As we recently reported, the Supreme Court recently expressed an interest (see related post here) in the government’s view of the pleading requirements for FCA claims. The Moore decision emphasizes not only the significance of the ongoing Circuit split on the issue, but the critical importance of Rule 9(b)—at least in some Circuits—to the pleading and defense of whistleblower FCA actions.

11 October 2013

Regulatory Violations – Standing Alone – Again Rejected As Sufficient To State FCA Claim

Posted by Jaime Jones and Brenna Jenny

The Eighth Circuit Court of Appeals recently reaffirmed that mere regulatory noncompliance, standing alone, is not sufficient to establish False Claims Act liability for claims submitted to Medicare. Rather, the court held, a relator must allege facts tying a defendant’s alleged conduct to Medicare’s expectations regarding material conditions of payment. See United States ex rel. Ketroser v. Mayo Found., No. 12-3206 (8th Cir. Sept. 4, 2013).

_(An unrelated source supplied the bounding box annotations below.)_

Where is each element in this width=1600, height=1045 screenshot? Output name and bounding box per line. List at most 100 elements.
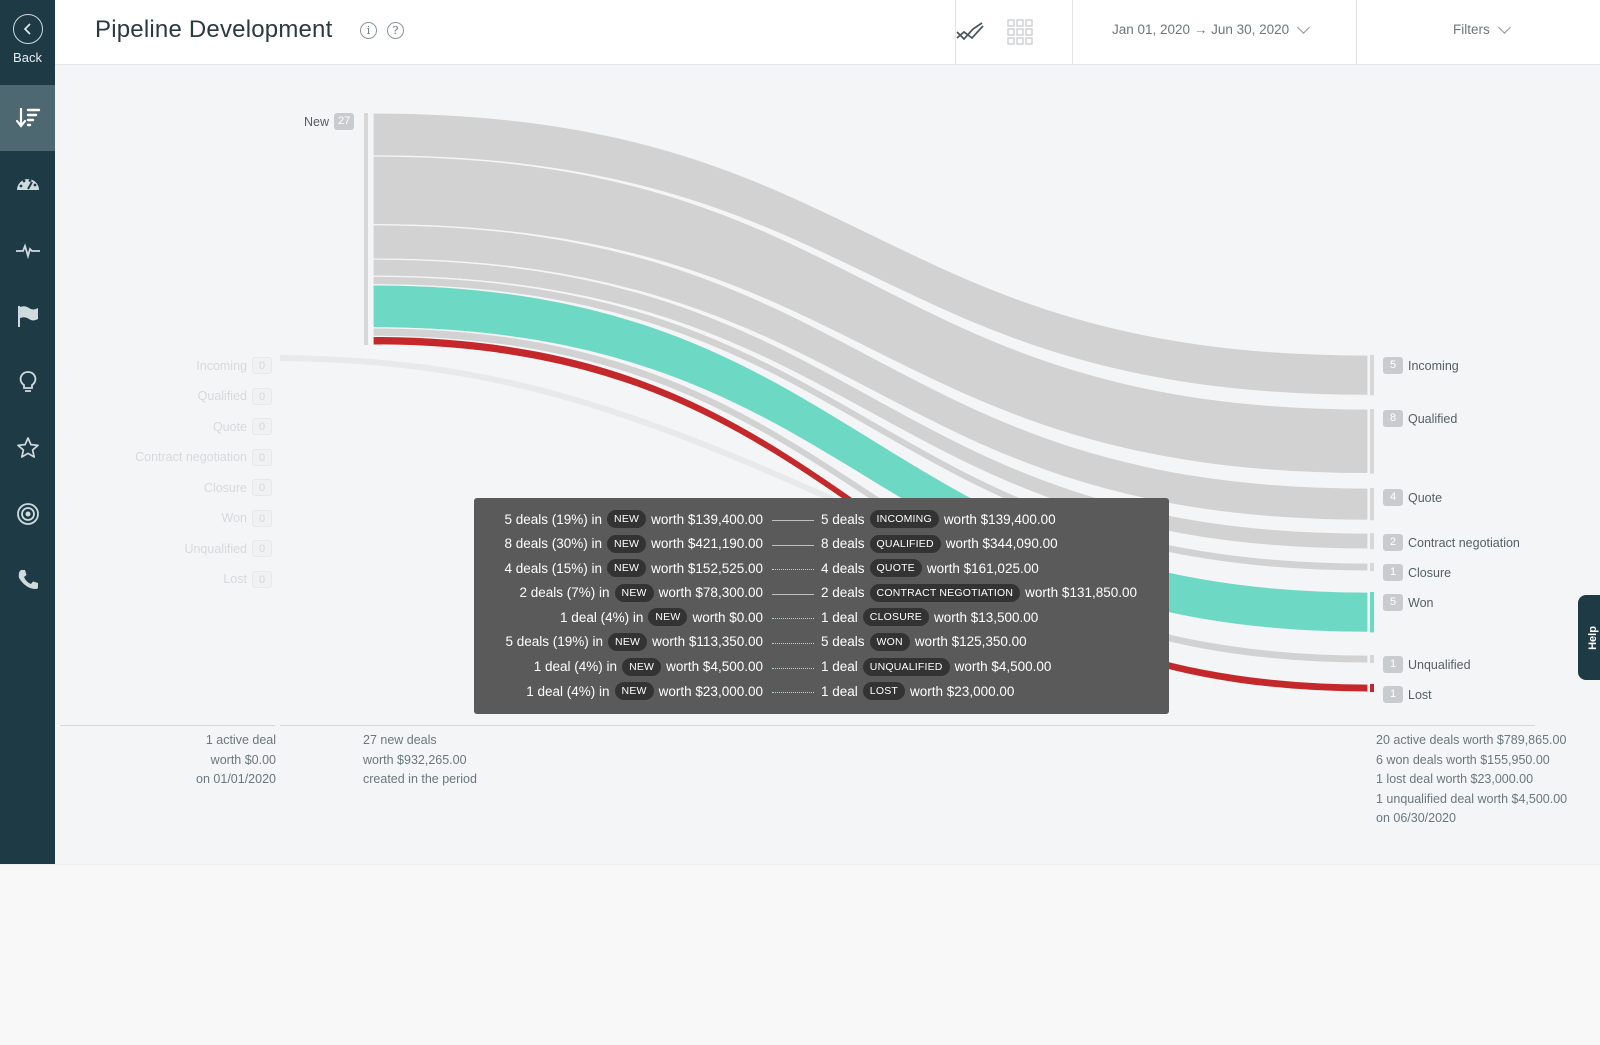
target-node-qualified: [1370, 409, 1374, 474]
grid-icon: [1007, 19, 1033, 45]
stage-pill: LOST: [862, 682, 906, 701]
flow-view-button[interactable]: [952, 14, 988, 50]
help-label: Help: [1587, 625, 1599, 650]
stage-pill: NEW: [608, 632, 648, 651]
right-stage-qualified[interactable]: 8 Qualified: [1383, 410, 1457, 427]
tooltip-from-worth: worth $23,000.00: [658, 683, 763, 699]
stage-count-badge: 0: [252, 540, 272, 557]
tooltip-row: 1 deal (4%) in NEW worth $23,000.00 1 deal L…: [474, 682, 1169, 707]
chevron-left-icon: [12, 14, 43, 44]
summary-line: 6 won deals worth $155,950.00: [1376, 752, 1550, 767]
stage-label: Unqualified: [1408, 657, 1471, 672]
tooltip-from-worth: worth $421,190.00: [651, 536, 763, 552]
header-divider: [1072, 0, 1073, 65]
stage-count-badge: 4: [1383, 489, 1403, 506]
sidebar-item-targets[interactable]: [0, 481, 55, 547]
stage-label: Contract negotiation: [135, 450, 247, 464]
tooltip-from-count: 2 deals (7%) in: [519, 585, 610, 601]
stage-pill: NEW: [614, 583, 654, 602]
sidebar-item-insights[interactable]: [0, 349, 55, 415]
tooltip-connector: [772, 520, 814, 521]
right-stage-contract-negotiation[interactable]: 2 Contract negotiation: [1383, 534, 1520, 551]
flow-ribbon-unqualified[interactable]: [372, 327, 1369, 664]
tooltip-to-worth: worth $125,350.00: [914, 634, 1027, 650]
tooltip-to-worth: worth $4,500.00: [954, 659, 1052, 675]
grid-view-button[interactable]: [1002, 14, 1038, 50]
help-question-icon[interactable]: ?: [387, 22, 404, 39]
stage-label: Lost: [1408, 687, 1432, 702]
sidebar-item-calls[interactable]: [0, 547, 55, 613]
stage-label: Lost: [223, 572, 247, 586]
source-stage-new: New 27: [304, 113, 355, 130]
right-stage-incoming[interactable]: 5 Incoming: [1383, 357, 1459, 374]
tooltip-row: 8 deals (30%) in NEW worth $421,190.00 8 de…: [474, 534, 1169, 560]
sidebar-item-favorites[interactable]: [0, 415, 55, 481]
tooltip-connector: [772, 593, 814, 595]
right-stage-unqualified[interactable]: 1 Unqualified: [1383, 656, 1471, 673]
flow-ribbon-start-active: [279, 355, 902, 533]
tooltip-connector: [772, 569, 814, 571]
flow-ribbon-quote[interactable]: [372, 224, 1369, 521]
right-stage-closure[interactable]: 1 Closure: [1383, 564, 1451, 581]
flow-tooltip: 5 deals (19%) in NEW worth $139,400.00 5 de…: [474, 498, 1169, 714]
header-divider: [955, 0, 956, 65]
left-stage-closure: Closure 0: [204, 479, 272, 496]
left-stage-quote: Quote 0: [213, 418, 272, 435]
right-stage-lost[interactable]: 1 Lost: [1383, 686, 1432, 703]
stage-count-badge: 0: [252, 509, 272, 527]
tooltip-from-worth: worth $152,525.00: [651, 560, 763, 576]
stage-count-badge: 27: [334, 113, 355, 130]
stage-count-badge: 8: [1383, 410, 1403, 427]
tooltip-to-count: 1 deal: [821, 609, 858, 625]
summary-line: on 01/01/2020: [196, 772, 276, 786]
tooltip-connector: [772, 544, 814, 546]
sidebar-item-dashboard[interactable]: [0, 151, 55, 217]
flow-ribbon-incoming[interactable]: [372, 112, 1369, 396]
tooltip-from-count: 1 deal (4%) in: [533, 659, 618, 675]
stage-pill: WON: [869, 632, 910, 651]
tooltip-to-count: 1 deal: [821, 659, 858, 675]
stage-label: Won: [1408, 595, 1434, 610]
filters-label: Filters: [1453, 22, 1490, 37]
stage-pill: NEW: [607, 510, 647, 528]
tooltip-to-count: 1 deal: [821, 683, 858, 699]
tooltip-from-worth: worth $139,400.00: [651, 511, 763, 527]
summary-line: 27 new deals: [363, 733, 437, 747]
stage-count-badge: 2: [1383, 534, 1403, 551]
help-tab[interactable]: Help: [1578, 595, 1600, 680]
page-title: Pipeline Development: [95, 16, 333, 43]
stage-label: Incoming: [1408, 358, 1459, 373]
stage-count-badge: 0: [252, 418, 272, 435]
page-footer-area: [0, 864, 1600, 1045]
flow-ribbon-qualified[interactable]: [372, 155, 1369, 475]
info-icon[interactable]: i: [360, 22, 377, 39]
summary-line: 1 active deal: [205, 733, 276, 747]
flow-ribbon-contract-negotiation[interactable]: [372, 258, 1369, 550]
flow-ribbon-won[interactable]: [372, 284, 1369, 633]
stage-pill: CLOSURE: [862, 608, 929, 627]
source-node-new: [364, 113, 368, 345]
back-button[interactable]: Back: [0, 0, 55, 85]
date-range-selector[interactable]: Jan 01, 2020 → Jun 30, 2020: [1112, 20, 1311, 37]
stage-label: Quote: [1408, 490, 1443, 505]
filters-dropdown[interactable]: Filters: [1453, 20, 1511, 37]
stage-label: Qualified: [1408, 411, 1458, 426]
baseline-start: [60, 725, 275, 726]
right-stage-won[interactable]: 5 Won: [1383, 594, 1433, 611]
created-summary: 27 new deals worth $932,265.00 created i…: [363, 731, 477, 790]
tooltip-row: 4 deals (15%) in NEW worth $152,525.00 4 de…: [474, 559, 1169, 584]
sidebar-item-pipeline-development[interactable]: [0, 85, 55, 151]
target-node-won: [1370, 592, 1374, 633]
sidebar-item-activity[interactable]: [0, 217, 55, 283]
stage-pill: NEW: [614, 682, 654, 701]
stage-count-badge: 5: [1383, 357, 1403, 374]
stage-label: Contract negotiation: [1408, 535, 1520, 550]
tooltip-connector: [772, 692, 814, 694]
sidebar-item-goals[interactable]: [0, 283, 55, 349]
flow-ribbon-closure[interactable]: [372, 275, 1369, 572]
tooltip-to-worth: worth $161,025.00: [926, 560, 1039, 576]
right-stage-quote[interactable]: 4 Quote: [1383, 489, 1442, 506]
tooltip-from-count: 4 deals (15%) in: [504, 560, 603, 576]
stage-pill: NEW: [607, 534, 647, 553]
stage-pill: QUOTE: [869, 559, 922, 578]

In the Ketroser case, relators alleged that the defendant violated the FCA when it submitted one written report, rather than two, as part of a pathology analysis incorporating a two-stage testing process. According to relators, because the CPT codes for the tests were both included in a section of the Medicare Codebook that required “reporting,” Medicare expected Mayo, to create two separate written reports. Mayo responded that it created a written report of the first test, and more broadly “reported” the results of the second test through oral communications between physicians and supplemental written comments as needed.

The court affirmed the district court’s dismissal of the claim based on relators’ failure to submit any “specific evidence” that Medicare considered separate written reports to be a material condition of payment. In this regard, the court joined other Circuits, including the Second, Fifth, Sixth, Seventh, and Ninth, in holding that pleading a “claim of regulatory noncompliance” does not satisfy FCA pleading requirements.

Furthermore, the court suggested that even if Medicare had expected a separate written report as a condition of payment, the Codebook’s “reporting” requirement was ambiguous, and Mayo’s reasonable interpretation negated any inference that Mayo had “knowingly” submitted a false claim. As other courts have held (see related posts here and here), the Eighth Circuit reiterated that where a defendant’s “interpretation of the applicable law is a reasonable” one, relators fail to plead the requisite scienter under the FCA.